The difference in language seems pretty significant. If the sentiment doesn’t differ in kind, surely it does in degree.

From this morning’s podcast, a news summary:

Support for NPR podcasts come from Stonking-Great Company.

From Latin Prosody Made Easy:

Sir, although that un-assuming and un-ostentatious Modesty, which
forms a conspicuous feature in your private character, may condemn me
for thus divulging those deeds which your right hand secretly
performed without the knowledge of your left; I cannot consent to
forego the present opportunity of publicly testifying my gratitude for
the numerous favors you were pleased to heap on me during the three
years that I visited your son as a private tutor, either constantly in
preparing him for Harrow school, or occasionally afterward during his
vacations – favors, not limited to the cheerful payment of a generous
remuneration for my visits, but extended to further instances of
kindness in various forms, particularly to repeated acts of
unsolicited Munificence – to additional Bounties, incalculably
enhanced in value by a self-denying Delicacy in the mode of conferring
them, which exalted you much higher in my estimation, than even the
Bounties themselves, large and liberal as they were.

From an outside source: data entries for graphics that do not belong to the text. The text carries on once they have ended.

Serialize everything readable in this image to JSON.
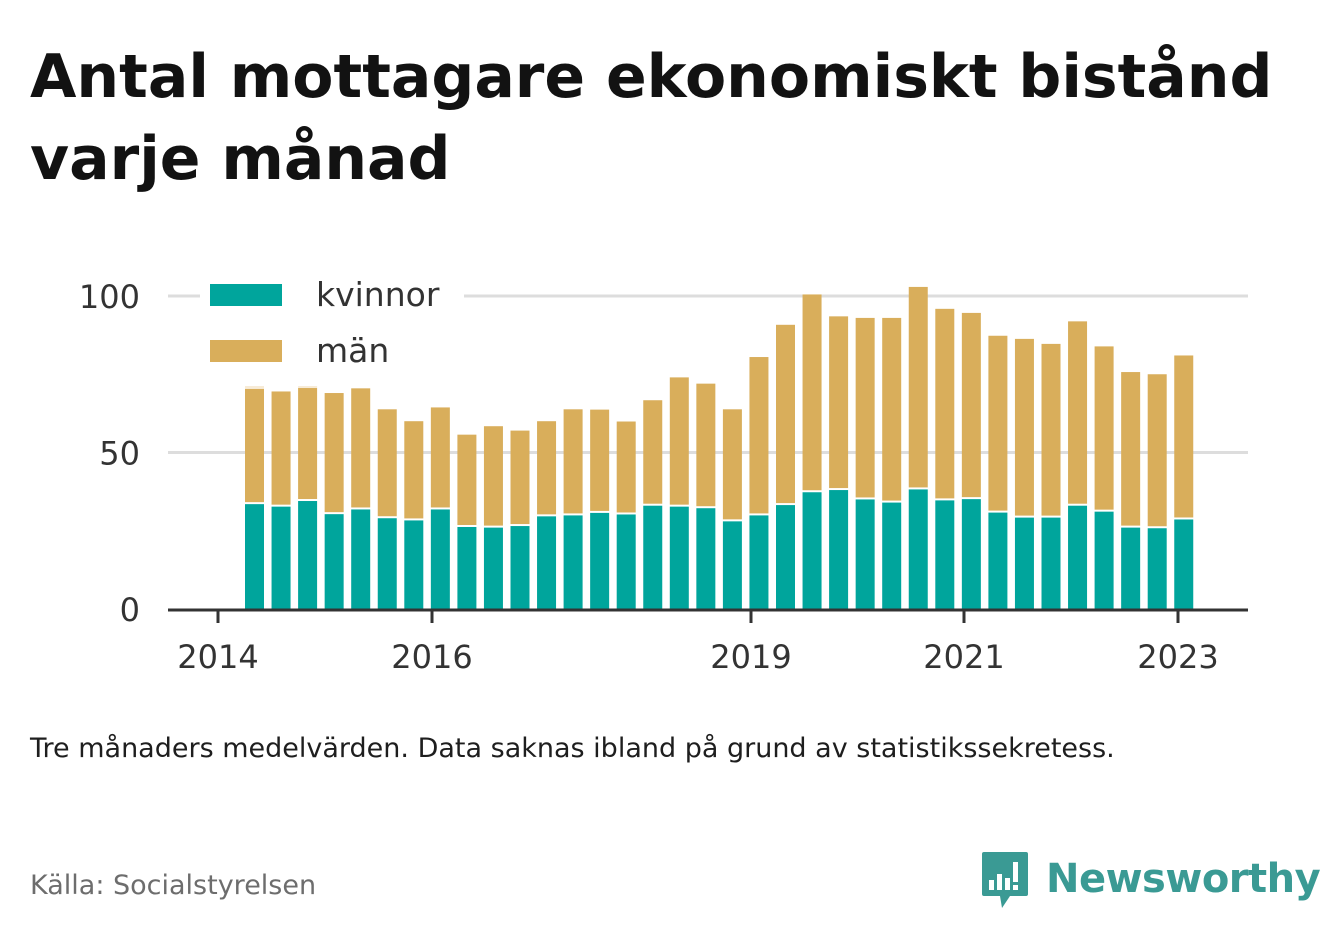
{
  "title": "Antal mottagare ekonomiskt bistånd varje månad",
  "note": "Tre månaders medelvärden. Data saknas ibland på grund av statistikssekretess.",
  "source": "Källa: Socialstyrelsen",
  "brand": "Newsworthy",
  "colors": {
    "kvinnor": "#00a59c",
    "man": "#d9ae5b",
    "missing": "#f7ebd7",
    "grid": "#dddddd",
    "axis": "#333333",
    "brand": "#3a9a94"
  },
  "chart_data": {
    "type": "bar",
    "stacked": true,
    "x_ticks": [
      "2014",
      "2016",
      "2019",
      "2021",
      "2023"
    ],
    "y_ticks": [
      "0",
      "50",
      "100"
    ],
    "ylim": [
      0,
      105
    ],
    "grid": true,
    "legend_position": "top-left",
    "series": [
      {
        "name": "kvinnor",
        "values": [
          33.5,
          32.7,
          34.5,
          30.3,
          31.8,
          29.0,
          28.3,
          31.8,
          26.2,
          26.0,
          26.5,
          29.6,
          29.9,
          30.7,
          30.2,
          33.0,
          32.7,
          32.2,
          28.0,
          29.9,
          33.2,
          37.3,
          38.0,
          35.0,
          34.0,
          38.2,
          34.7,
          35.1,
          30.8,
          29.2,
          29.2,
          33.0,
          31.1,
          26.0,
          25.8,
          28.6
        ]
      },
      {
        "name": "män",
        "values": [
          36.8,
          36.8,
          36.1,
          38.7,
          38.7,
          34.8,
          31.7,
          32.6,
          29.5,
          32.4,
          30.5,
          30.4,
          33.9,
          33.0,
          29.7,
          33.7,
          41.3,
          39.8,
          35.8,
          50.6,
          57.6,
          63.2,
          55.5,
          58.0,
          59.0,
          64.7,
          61.2,
          59.5,
          56.5,
          57.1,
          55.5,
          58.9,
          52.8,
          49.7,
          49.2,
          52.4
        ]
      }
    ],
    "missing_marks": [
      {
        "bar": 0,
        "value": 73.3
      },
      {
        "bar": 2,
        "value": 73.6
      }
    ]
  }
}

Accept, Sir, the only return in my power – the respectful, though
un-authorized, dedication of this volume, and, with that mild,
indulgent Benignity, which I have more than once experienced from you,
excuse the freedom of this address,…

I can’t see these as the same.

that 1st sentence sounds a bit dodgy. i think hobbes experienced something similar when trying to tutor a young future king of england.

“Sir, although that un-assuming and un-ostentatious Modesty, which
forms a conspicuous feature in your private character …”

I wonder what the dedication would have looked like if our author’s patron had been an egomaniacal narcissist.

OK, i take your point. It does look a tad grovelling. :laughing: Your quote is almost too florid for me to decipher. Whilst i’m not educated enough to be convinced it’s not entirely cultural i can’t make further defence.